Swiss National Bank May Have to Sell Some of Its $100 Billion in U.S. Stocks

(Bloomberg) - The Swiss National Bank could be forced to sell part of its US $ 100 billion equity portfolio to ban investment in defense companies.
A survey by gfs.bern for the public broadcaster SRG on Friday showed that 54% of voters are in favor of the proposal, which will be submitted to a national vote on November 29th.
Such an outcome would prohibit the central bank or pension fund from raising funding to a company that generates more than 5% of arms sales revenue.
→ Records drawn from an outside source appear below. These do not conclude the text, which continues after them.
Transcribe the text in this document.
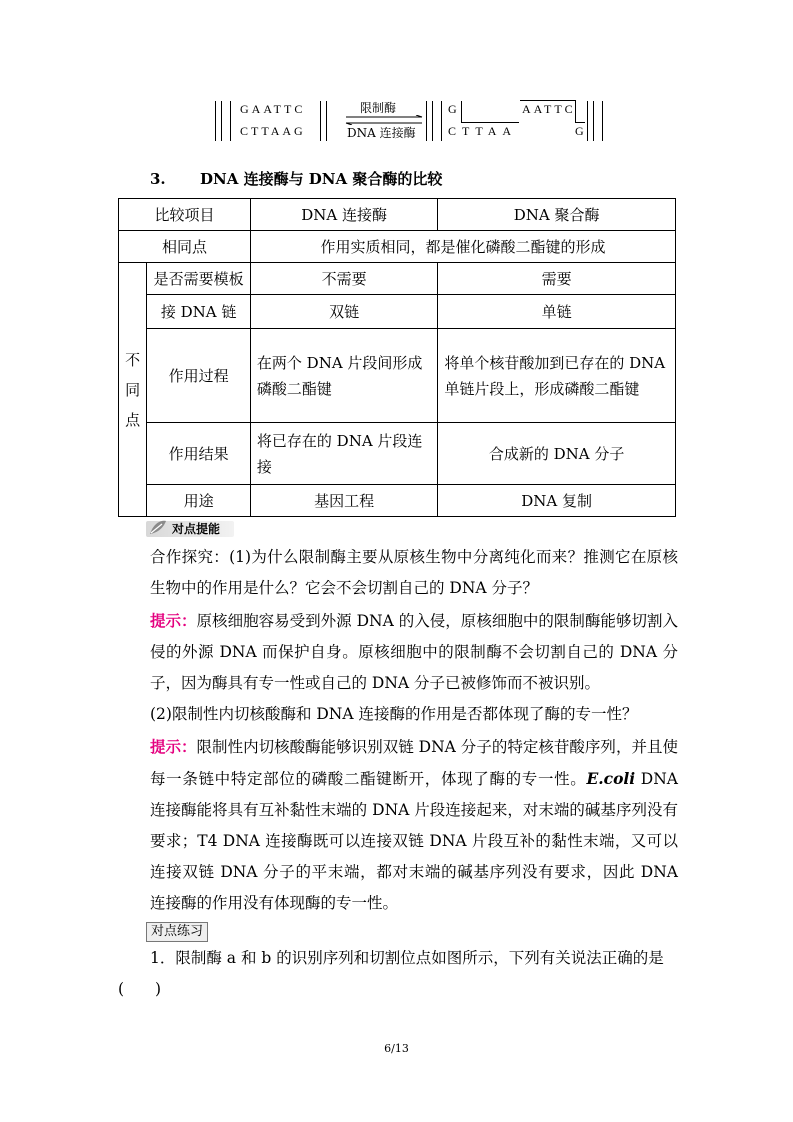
GAATTC
CTTAAG
限制酶
DNA 连接酶
G
CTTAA
AATTC
G
3. DNA 连接酶与 DNA 聚合酶的比较
比较项目		DNA 连接酶	DNA 聚合酶
相同点		作用实质相同，都是催化磷酸二酯键的形成	
不同点	是否需要模板	不需要	需要
	接 DNA 链	双链	单链
	作用过程	在两个 DNA 片段间形成磷酸二酯键	将单个核苷酸加到已存在的 DNA 单链片段上，形成磷酸二酯键
	作用结果	将已存在的 DNA 片段连接	合成新的 DNA 分子
	用途	基因工程	DNA 复制
对点提能
合作探究：(1)为什么限制酶主要从原核生物中分离纯化而来？推测它在原核生物中的作用是什么？它会不会切割自己的 DNA 分子？
提示：原核细胞容易受到外源 DNA 的入侵，原核细胞中的限制酶能够切割入侵的外源 DNA 而保护自身。原核细胞中的限制酶不会切割自己的 DNA 分子，因为酶具有专一性或自己的 DNA 分子已被修饰而不被识别。
(2)限制性内切核酸酶和 DNA 连接酶的作用是否都体现了酶的专一性？
提示：限制性内切核酸酶能够识别双链 DNA 分子的特定核苷酸序列，并且使每一条链中特定部位的磷酸二酯键断开，体现了酶的专一性。E.coli DNA 连接酶能将具有互补黏性末端的 DNA 片段连接起来，对末端的碱基序列没有要求；T4 DNA 连接酶既可以连接双链 DNA 片段互补的黏性末端，又可以连接双链 DNA 分子的平末端，都对末端的碱基序列没有要求，因此 DNA 连接酶的作用没有体现酶的专一性。
对点练习
1．限制酶 a 和 b 的识别序列和切割位点如图所示，下列有关说法正确的是
(　　)
6/13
The SNB estimates that it would have to sell stakes in 300 companies that together are worth 11% of the value of its portfolio of global stocks.
Although few details are available on each of its holdings, U.S. disclosure forms show that in June the company owned $ 369 million in Tomahawk cruise missile maker Raytheon Co, while it owned Boeing Co., the The manufacturer of the B-52 bomber was involved, valued at 388 million US dollars.
The campaign is the latest attack on the independent central bank, which has been asked over the years to pay more money to the government, part with fossil fuel producers, and even change the way it provides money to the economy .
While the SNB is already excluding companies that manufacture internationally condemned weapons such as anti-personnel mines from its stocks, the exclusion of more and more companies could jeopardize the market neutrality of their investments and make policy-making more difficult.
Swiss commodity traders in arms above foreign liability requirements
Since the SNB's investments, which arose from its foreign exchange interventions to weaken the Swiss franc, are intended to support its political goals, it tries to reflect indices and does not actively select stocks.
Proponents of the initiative proposed by antiwar activists say it will help ensure that public funds are not used in harmful ways. The government, however, opposes the move, saying it won't do much to stop gun manufacturers and will make life difficult for pension funds, which are already facing low returns.